Editorial: Experts’ ties questioned
Saturday, March 24, 2007 | 7:02 a.m.
The U.S. Food and Drug Administration has proposed new guidelines designed to prevent experts who are paid by drug companies from advising the agency on the drugs and products that those companies make.
In the policy announced Wednesday, the FDA says that scientific experts who receive $50,000 or more in grants or consulting fees from companies, or who own $50,000 or more of stock in companies, may not sit on advisory committees that are considering those companies' products for approval.
Experts with financial ties to companies that amount to less than $50,000 can still sit on the FDA committees, but they cannot vote on the companies' products.
The guidelines, subject to a 60-day comment period, come after widespread criticism that FDA advisory panels - which are highly influential - are stacked with people who stand to gain financially from the agency's decisions.
One example, cited by The New York Times, involves the painkillers Bextra and Vioxx, both of which were removed from the market after reports of deaths or severe side effects. The drugs' manufacturers had paid 10 of the 32 FDA advisers who in 2005 voted to keep Bextra on the market and voted to return Vioxx to the market. Under the proposed rules, these members would not have been allowed to vote, and votes to keep them off the market would have prevailed.
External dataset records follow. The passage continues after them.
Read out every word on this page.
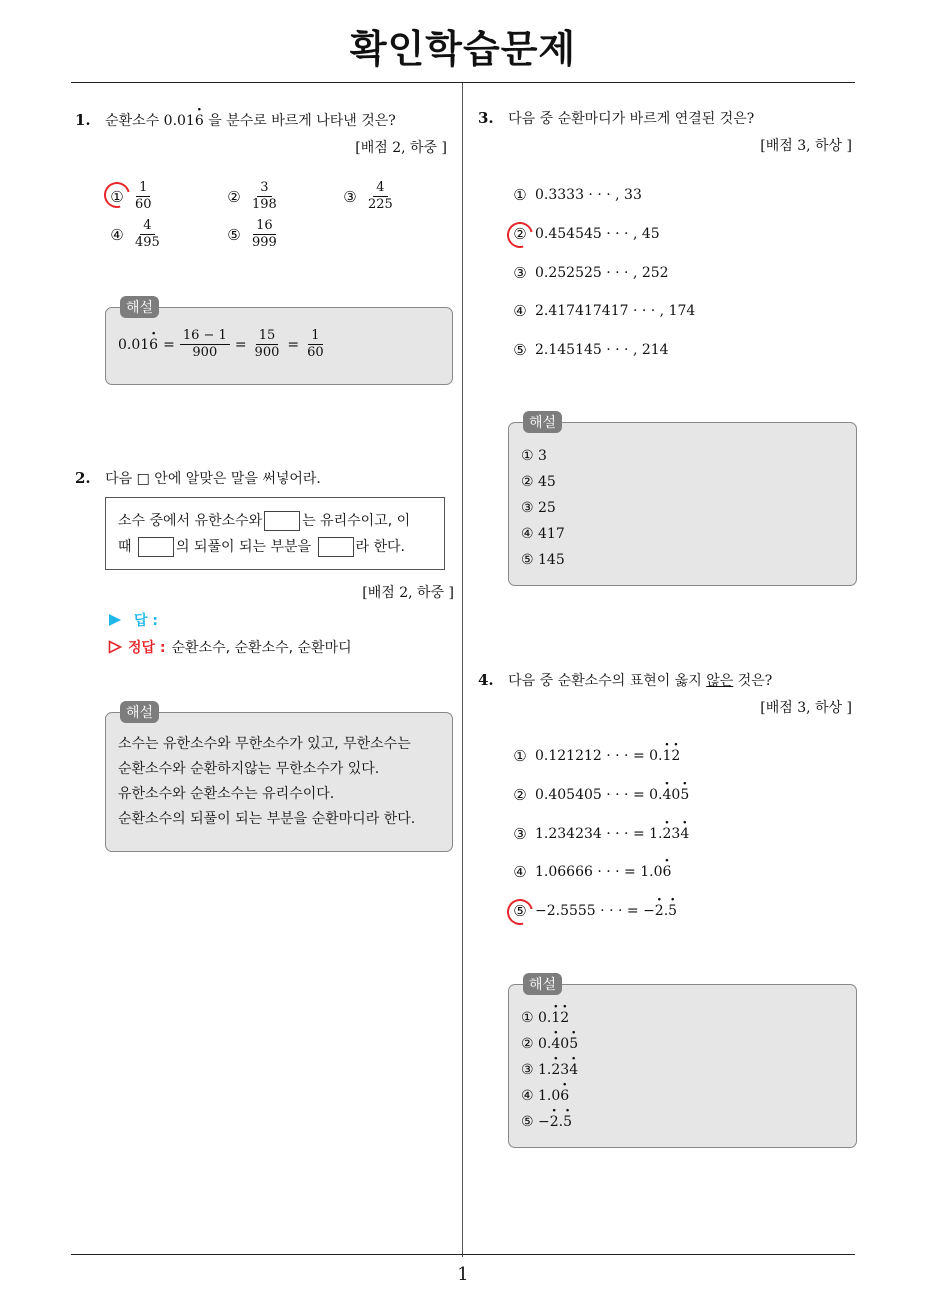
확인학습문제
1
1. 순환소수 0.01· 6 을 분수로 바르게 나타낸 것은?
[배점 2, 하중 ]
① $\frac{1}{60}$	② $\frac{3}{198}$	③ $\frac{4}{225}$
④ $\frac{4}{495}$	⑤ $\frac{16}{999}$
해설
$0.01\cdot 6 = \frac{16 - 1}{900} = \frac{15}{900} = \frac{1}{60}$
2. 다음 □ 안에 알맞은 말을 써넣어라.
소수 중에서 유한소수와	는 유리수이고, 이
때	의 되풀이 되는 부분을	라 한다.
[배점 2, 하중 ]
답 :
정답 : 순환소수, 순환소수, 순환마디
해설
소수는 유한소수와 무한소수가 있고, 무한소수는
순환소수와 순환하지않는 무한소수가 있다.
유한소수와 순환소수는 유리수이다.
순환소수의 되풀이 되는 부분을 순환마디라 한다.
3. 다음 중 순환마디가 바르게 연결된 것은?
[배점 3, 하상 ]
① 0.3333 · · · , 33
② 0.454545 · · · , 45
③ 0.252525 · · · , 252
④ 2.417417417 · · · , 174
⑤ 2.145145 · · · , 214
해설
① 3
② 45
③ 25
④ 417
⑤ 145
4. 다음 중 순환소수의 표현이 옳지 않은 것은?
[배점 3, 하상 ]
① 0.121212 · · · = 0.· 1· 2
② 0.405405 · · · = 0.· 40· 5
③ 1.234234 · · · = 1.· 23· 4
④ 1.06666 · · · = 1.0· 6
⑤ −2.5555 · · · = −· 2.· 5
해설
① 0.· 1· 2
② 0.· 40· 5
③ 1.· 23· 4
④ 1.0· 6
⑤ −· 2.· 5
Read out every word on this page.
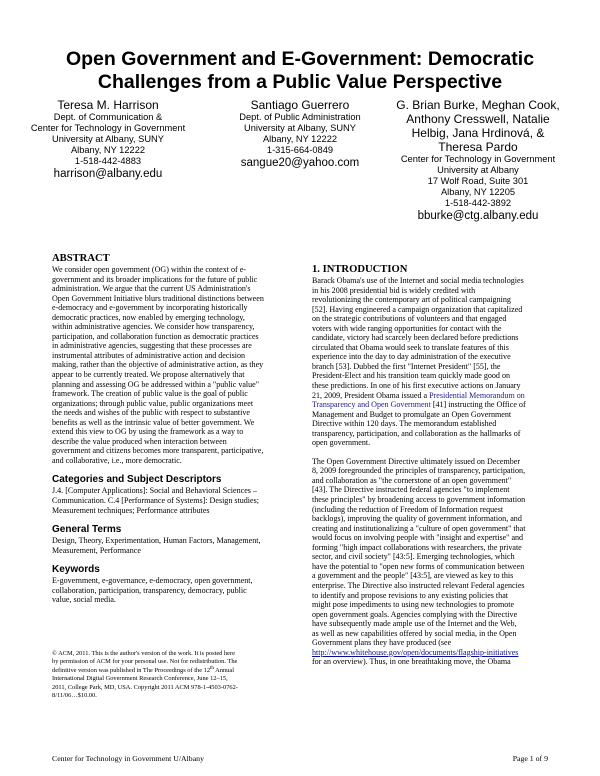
Open Government and E-Government: Democratic
Challenges from a Public Value Perspective
Teresa M. Harrison
Dept. of Communication &
Center for Technology in Government
University at Albany, SUNY
Albany, NY 12222
1-518-442-4883
harrison@albany.edu
Santiago Guerrero
Dept. of Public Administration
University at Albany, SUNY
Albany, NY 12222
1-315-664-0849
sangue20@yahoo.com
G. Brian Burke, Meghan Cook,
Anthony Cresswell, Natalie
Helbig, Jana Hrdinová, &
Theresa Pardo
Center for Technology in Government
University at Albany
17 Wolf Road, Suite 301
Albany, NY 12205
1-518-442-3892
bburke@ctg.albany.edu
ABSTRACT
We consider open government (OG) within the context of e-
government and its broader implications for the future of public
administration. We argue that the current US Administration's
Open Government Initiative blurs traditional distinctions between
e-democracy and e-government by incorporating historically
democratic practices, now enabled by emerging technology,
within administrative agencies. We consider how transparency,
participation, and collaboration function as democratic practices
in administrative agencies, suggesting that these processes are
instrumental attributes of administrative action and decision
making, rather than the objective of administrative action, as they
appear to be currently treated. We propose alternatively that
planning and assessing OG be addressed within a "public value"
framework. The creation of public value is the goal of public
organizations; through public value, public organizations meet
the needs and wishes of the public with respect to substantive
benefits as well as the intrinsic value of better government. We
extend this view to OG by using the framework as a way to
describe the value produced when interaction between
government and citizens becomes more transparent, participative,
and collaborative, i.e., more democratic.
Categories and Subject Descriptors
J.4. [Computer Applications]: Social and Behavioral Sciences –
Communication. C.4 [Performance of Systems]: Design studies;
Measurement techniques; Performance attributes
General Terms
Design, Theory, Experimentation, Human Factors, Management,
Measurement, Performance
Keywords
E-government, e-governance, e-democracy, open government,
collaboration, participation, transparency, democracy, public
value, social media.
© ACM, 2011. This is the author's version of the work. It is posted here
by permission of ACM for your personal use. Not for redistribution. The
definitive version was published in The Proceedings of the 12th Annual
International Digital Government Research Conference, June 12–15,
2011, College Park, MD, USA. Copyright 2011 ACM 978-1-4503-0762-
8/11/06…$10.00.
1. INTRODUCTION
Barack Obama's use of the Internet and social media technologies
in his 2008 presidential bid is widely credited with
revolutionizing the contemporary art of political campaigning
[52]. Having engineered a campaign organization that capitalized
on the strategic contributions of volunteers and that engaged
voters with wide ranging opportunities for contact with the
candidate, victory had scarcely been declared before predictions
circulated that Obama would seek to translate features of this
experience into the day to day administration of the executive
branch [53]. Dubbed the first "Internet President" [55], the
President-Elect and his transition team quickly made good on
these predictions. In one of his first executive actions on January
21, 2009, President Obama issued a Presidential Memorandum on
Transparency and Open Government [41] instructing the Office of
Management and Budget to promulgate an Open Government
Directive within 120 days. The memorandum established
transparency, participation, and collaboration as the hallmarks of
open government.
The Open Government Directive ultimately issued on December
8, 2009 foregrounded the principles of transparency, participation,
and collaboration as "the cornerstone of an open government"
[43]. The Directive instructed federal agencies "to implement
these principles" by broadening access to government information
(including the reduction of Freedom of Information request
backlogs), improving the quality of government information, and
creating and institutionalizing a "culture of open government" that
would focus on involving people with "insight and expertise" and
forming "high impact collaborations with researchers, the private
sector, and civil society" [43:5]. Emerging technologies, which
have the potential to "open new forms of communication between
a government and the people" [43:5], are viewed as key to this
enterprise. The Directive also instructed relevant Federal agencies
to identify and propose revisions to any existing policies that
might pose impediments to using new technologies to promote
open government goals. Agencies complying with the Directive
have subsequently made ample use of the Internet and the Web,
as well as new capabilities offered by social media, in the Open
Government plans they have produced (see
http://www.whitehouse.gov/open/documents/flagship-initiatives
for an overview). Thus, in one breathtaking move, the Obama
Center for Technology in Government U/Albany	Page 1 of 9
Rep. Maurice Hinchey, D-N.Y., already had proposed legislation to require such a policy. One former FDA general counsel suggested that the agency issued its proposal to head off Hinchey's legislation. Hinchey has lauded the FDA proposal but has not withdrawn his bill.
These guidelines are long overdue, but we think they should be more strict. Certainly, $50,000 is still a lot of money, and the limit for these experts' financial ties to medical companies should be much lower.